Quel écueil faut-il éviter en téléphonant avec son mobile ?

D’abord, il ne faut pas croire que c’est un fixe ! Personnellement, si j’ai une conversation très longue, je fais en sorte d’utiliser un téléphone fixe, ou un kit oreillette. Et je n’ai pas l’impression d’être obsessionnel ! De même, si je suis en déplacement, dans le train par exemple, je téléphone avec mon kit oreillette.

Y a-t-il d’autres attitudes préventives à adopter ?

Oui, qui concernent les enfants, pour lesquels nous n’avons pas de données, contrairement aux adultes. Or si des travaux scientifiques nous disent qu’il y aurait peut-être certains effets chez les adultes, a fortiori, ce pourrait être le cas aussi chez des enfants. On voudrait éviter que les pré-adolescents aient tous un téléphone portable avant que nous soyons sûrs que cela n’induit pas de conséquences péjoratives. Les parents doivent bien réfléchir avant d’offrir un mobile à un enfant avant 12 ans. Chez les enfants de moins de 12 ans, la construction du cerveau se poursuit, accompagnée de phénomènes de divisions cellulaires. Or on sait que ce sont les cellules chez lesquelles la division cellulaire est plus importante où le risque de cancer est pus élevé. Encore une fois, on ne sait pas si les risques sont réels, mais par prudence, il faut mieux faire attention. On conseille par ailleurs aux adolescents garçons de ne pas porter leur téléphone à la ceinture, de le porter dans la poche arrière plutôt que dans la poche avant. Les tissus des testicules sont susceptibles d’être plus fragiles. Même conseil pour les femmes enceintes, cette fois afin de protéger l’embryon.

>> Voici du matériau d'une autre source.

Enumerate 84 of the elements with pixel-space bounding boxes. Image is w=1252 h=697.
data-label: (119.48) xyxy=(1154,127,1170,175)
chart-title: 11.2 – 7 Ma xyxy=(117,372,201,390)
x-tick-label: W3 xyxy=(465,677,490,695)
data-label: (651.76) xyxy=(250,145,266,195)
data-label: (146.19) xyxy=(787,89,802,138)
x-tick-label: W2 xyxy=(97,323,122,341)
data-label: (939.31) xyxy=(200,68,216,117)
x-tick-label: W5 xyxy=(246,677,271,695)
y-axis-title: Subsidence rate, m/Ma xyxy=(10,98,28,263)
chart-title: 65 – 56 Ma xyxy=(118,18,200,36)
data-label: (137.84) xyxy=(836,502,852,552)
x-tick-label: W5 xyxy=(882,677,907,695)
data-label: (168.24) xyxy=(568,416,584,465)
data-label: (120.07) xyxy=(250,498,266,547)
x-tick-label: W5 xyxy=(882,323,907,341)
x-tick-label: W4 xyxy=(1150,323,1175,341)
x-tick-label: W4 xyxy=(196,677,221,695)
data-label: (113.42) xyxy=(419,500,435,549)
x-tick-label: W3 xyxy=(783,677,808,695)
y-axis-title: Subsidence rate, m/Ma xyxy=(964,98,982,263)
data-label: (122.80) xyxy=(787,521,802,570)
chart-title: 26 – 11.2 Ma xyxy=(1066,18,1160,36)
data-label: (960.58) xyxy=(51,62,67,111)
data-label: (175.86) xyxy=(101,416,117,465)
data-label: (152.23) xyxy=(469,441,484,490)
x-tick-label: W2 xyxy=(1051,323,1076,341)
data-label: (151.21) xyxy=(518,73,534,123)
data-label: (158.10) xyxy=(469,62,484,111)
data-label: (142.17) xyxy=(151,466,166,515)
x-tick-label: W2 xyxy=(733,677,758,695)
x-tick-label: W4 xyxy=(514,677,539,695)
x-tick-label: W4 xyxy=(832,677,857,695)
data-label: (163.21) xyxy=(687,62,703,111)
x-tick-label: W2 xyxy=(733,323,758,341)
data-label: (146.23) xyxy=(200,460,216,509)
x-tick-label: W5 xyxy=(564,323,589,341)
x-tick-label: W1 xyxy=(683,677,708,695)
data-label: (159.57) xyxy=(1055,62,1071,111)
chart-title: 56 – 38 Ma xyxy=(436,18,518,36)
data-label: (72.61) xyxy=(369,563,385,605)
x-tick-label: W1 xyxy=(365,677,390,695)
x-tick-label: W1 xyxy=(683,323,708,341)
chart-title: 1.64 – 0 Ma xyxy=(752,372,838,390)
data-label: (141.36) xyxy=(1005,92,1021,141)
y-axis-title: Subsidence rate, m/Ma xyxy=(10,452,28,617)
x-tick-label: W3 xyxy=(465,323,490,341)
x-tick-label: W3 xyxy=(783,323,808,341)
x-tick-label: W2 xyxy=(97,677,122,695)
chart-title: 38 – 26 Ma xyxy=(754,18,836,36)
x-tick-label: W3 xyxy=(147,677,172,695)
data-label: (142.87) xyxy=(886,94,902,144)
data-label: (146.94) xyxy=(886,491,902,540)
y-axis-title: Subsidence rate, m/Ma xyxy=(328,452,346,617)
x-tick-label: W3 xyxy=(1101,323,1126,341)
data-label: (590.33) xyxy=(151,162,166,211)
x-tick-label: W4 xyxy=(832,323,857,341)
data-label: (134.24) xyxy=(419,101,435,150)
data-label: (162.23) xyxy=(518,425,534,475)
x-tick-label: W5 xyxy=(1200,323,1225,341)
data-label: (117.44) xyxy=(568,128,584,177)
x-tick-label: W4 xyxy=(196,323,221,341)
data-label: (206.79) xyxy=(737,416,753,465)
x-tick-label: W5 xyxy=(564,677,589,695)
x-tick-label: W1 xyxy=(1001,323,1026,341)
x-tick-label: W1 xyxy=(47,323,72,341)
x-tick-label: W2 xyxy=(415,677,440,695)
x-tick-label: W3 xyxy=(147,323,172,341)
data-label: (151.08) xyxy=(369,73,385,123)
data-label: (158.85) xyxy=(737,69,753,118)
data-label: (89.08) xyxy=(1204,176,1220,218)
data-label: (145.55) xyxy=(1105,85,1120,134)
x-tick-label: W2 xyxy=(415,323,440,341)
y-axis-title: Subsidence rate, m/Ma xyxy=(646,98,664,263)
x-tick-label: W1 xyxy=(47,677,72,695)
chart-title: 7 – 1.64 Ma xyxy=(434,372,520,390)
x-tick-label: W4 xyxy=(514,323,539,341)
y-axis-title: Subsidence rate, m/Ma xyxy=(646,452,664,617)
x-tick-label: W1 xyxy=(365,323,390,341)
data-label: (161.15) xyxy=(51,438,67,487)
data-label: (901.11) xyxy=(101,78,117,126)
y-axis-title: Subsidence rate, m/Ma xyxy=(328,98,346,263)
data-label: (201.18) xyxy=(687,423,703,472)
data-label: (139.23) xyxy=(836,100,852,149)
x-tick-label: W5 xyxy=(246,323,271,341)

Le téléphone portable peut-il générer chez les adolescents une forme d’addiction, de dépendance psychologique ?

Essayez d’enlever son téléphone à un adolescent, il faut se lever tôt ! Il existe un effet de groupe indéniable, une addiction qui le pousse à être constamment en contact avec ce groupe grâce à son téléphone. Les parents qui achètent un portable à un enfant de 9 ans aussi ont une responsabilité. A cet âge, il a besoin d’autonomie quand il va à l’école, au sport... On n’a pas besoin de pouvoir le joindre en permanence. Tout parent est protecteur. Mais certains le sont plus maladivement que d’autres. Ce sont les parents qui offrent des téléphones, pas les opérateurs. En 2005, l’Agence française de sécurité sanitaire de l’environnement a rendu un avis demandant à ces derniers de ne pas cibler les enfants dans leurs campagnes. Pour l’instant, en France, c’est respecté. Seuls quelques fabricants s’aventurent à concevoir des appareils destinés aux enfants, ce qui est selon moi une attitude irresponsable.

Les antennes relais de téléphones mobiles présentent-elles des dangers ?

Non, en l’état actuel des connaissances, rien n’indique qu’elles puissent avoir des conséquences biologiques ou sanitaires nocives. Il est vrai que des personnes y sont hostiles. Mais des gens répandent des informations erronées sur le sujet et font peur. En terme d’énergie et de gammes de fréquences, les ondes émises par les antennes relais sont très proches de celles de la radio, à des niveaux d’énergie soit égaux, soit plus faibles que la radio, à laquelle nous sommes exposés continuellement depuis 50 ans.